In an experiment a student allowed benzene C6H6, TO REACT WITH EXCESS BROMINE BR2, in an attempt to prepare bromobenzene C6H5Br. This reaction also produced as a by-product, dibromobenzene, C6H4Br2, On the basis of the equation.
C6H6 + Br2 -> c6h5Br + H Br
a)What is the maximum amount of C6H5Br that the student could have hoped to obtain from 15.0 g of benzene? (This is the theoretical yield.)
b)In this experiment the student obtained 2.50 C6H5Br2, How much C6H6 was not converted to C6H5Br?
c)What is the student’s actual yield of C6H5Br?
d)Calculate the percentage yield for the reaction?
See your earlier post under dolly.
To solve these stoichiometry problems, we need to use the balanced chemical equation and the given information.
The balanced equation for the reaction is:
C6H6 + Br2 → C6H5Br + HBr
a) To find the maximum amount (theoretical yield) of C6H5Br that can be obtained from 15.0 g of benzene (C6H6), we need to use the molar masses and stoichiometry.

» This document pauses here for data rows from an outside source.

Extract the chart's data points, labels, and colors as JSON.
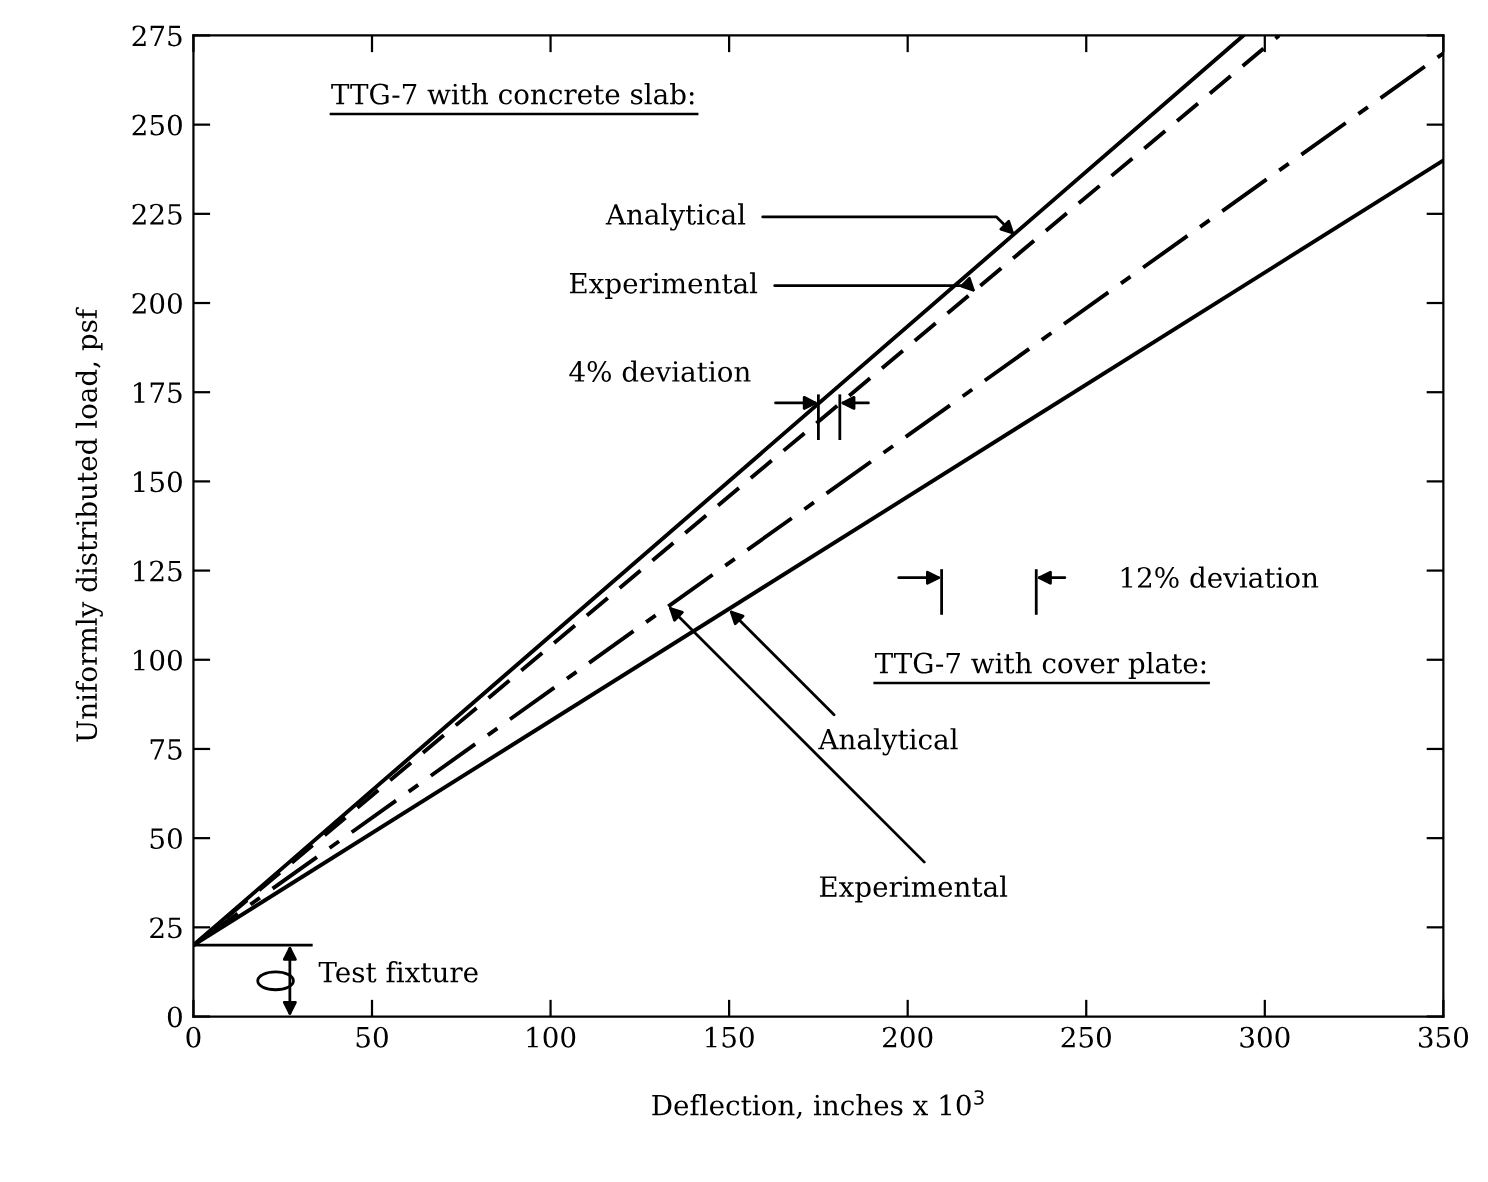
{
  "chart_data": {
    "type": "line",
    "xlabel": "Deflection, inches x 10$^{3}$",
    "ylabel": "Uniformly distributed load, psf",
    "xlim": [
      0,
      350
    ],
    "ylim": [
      0,
      275
    ],
    "xticks": [
      0,
      50,
      100,
      150,
      200,
      250,
      300,
      350
    ],
    "yticks": [
      0,
      25,
      50,
      75,
      100,
      125,
      150,
      175,
      200,
      225,
      250,
      275
    ],
    "grid": false,
    "legend": false,
    "marker": "none",
    "series": [
      {
        "color": "#000000",
        "line_style": "solid",
        "x": [
          0,
          294
        ],
        "values": [
          20,
          275
        ]
      },
      {
        "color": "#000000",
        "line_style": "dashed",
        "x": [
          0,
          304
        ],
        "values": [
          20,
          275
        ]
      },
      {
        "color": "#000000",
        "line_style": "dashdot",
        "x": [
          0,
          350
        ],
        "values": [
          20,
          270
        ]
      },
      {
        "color": "#000000",
        "line_style": "solid",
        "x": [
          0,
          350
        ],
        "values": [
          20,
          240
        ]
      }
    ],
    "annotations": [
      "TTG-7 with concrete slab:",
      {
        "text": "Analytical",
        "x": 230,
        "y": 219
      },
      {
        "text": "Experimental",
        "x": 219,
        "y": 203
      },
      "4% deviation",
      "12% deviation",
      "TTG-7 with cover plate:",
      {
        "text": "Analytical",
        "x": 150,
        "y": 114
      },
      {
        "text": "Experimental",
        "x": 133,
        "y": 115
      },
      {
        "text": "Test fixture",
        "x": 0,
        "y": 20
      }
    ]
  }
}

1) Calculate the molar mass of benzene (C6H6):
C6H6 = 6(12.01 g/mol) + 6(1.01 g/mol) = 78.11 g/mol
2) Convert the mass of benzene to moles:
Moles of C6H6 = 15.0 g / 78.11 g/mol = 0.192 moles
3) Use stoichiometry to determine the moles of C6H5Br (bromobenzene) produced for every mole of benzene used:
According to the balanced equation, the coefficient of C6H5Br is 1, and the coefficient of C6H6 is also 1. Therefore, the moles of C6H5Br produced will be equal to the moles of the benzene used.
Moles of C6H5Br = 0.192 moles
4) Convert moles of C6H5Br to grams:
Mass of C6H5Br = Moles of C6H5Br ⨉ molar mass of C6H5Br
= 0.192 moles ⨉ (79.93 g/mol)
= 15.34 g
So, the theoretical yield of C6H5Br from 15.0 g of benzene is 15.34 g.
b) To find how much C6H6 was not converted to C6H5Br, we need to subtract the amount of C6H5Br produced (as calculated in part a) from the initial amount of benzene used.
Initial moles of C6H6 = 0.192 moles (obtained in part a)
Moles of C6H6 remaining = Initial moles of C6H6 − Moles of C6H5Br produced
= 0.192 moles − 0.192 moles
= 0 moles
Since there are 0 moles of benzene remaining, we can conclude that all of the benzene has been converted to C6H5Br.
c) The actual yield of C6H5Br is given as 2.50 g.
d) To calculate the percentage yield, we use the formula:
Percentage yield = (Actual yield / Theoretical yield) * 100
Percentage yield = (2.50 g / 15.34 g) * 100
= 16.29 %
Therefore, the percentage yield of C6H5Br in this reaction is 16.29%.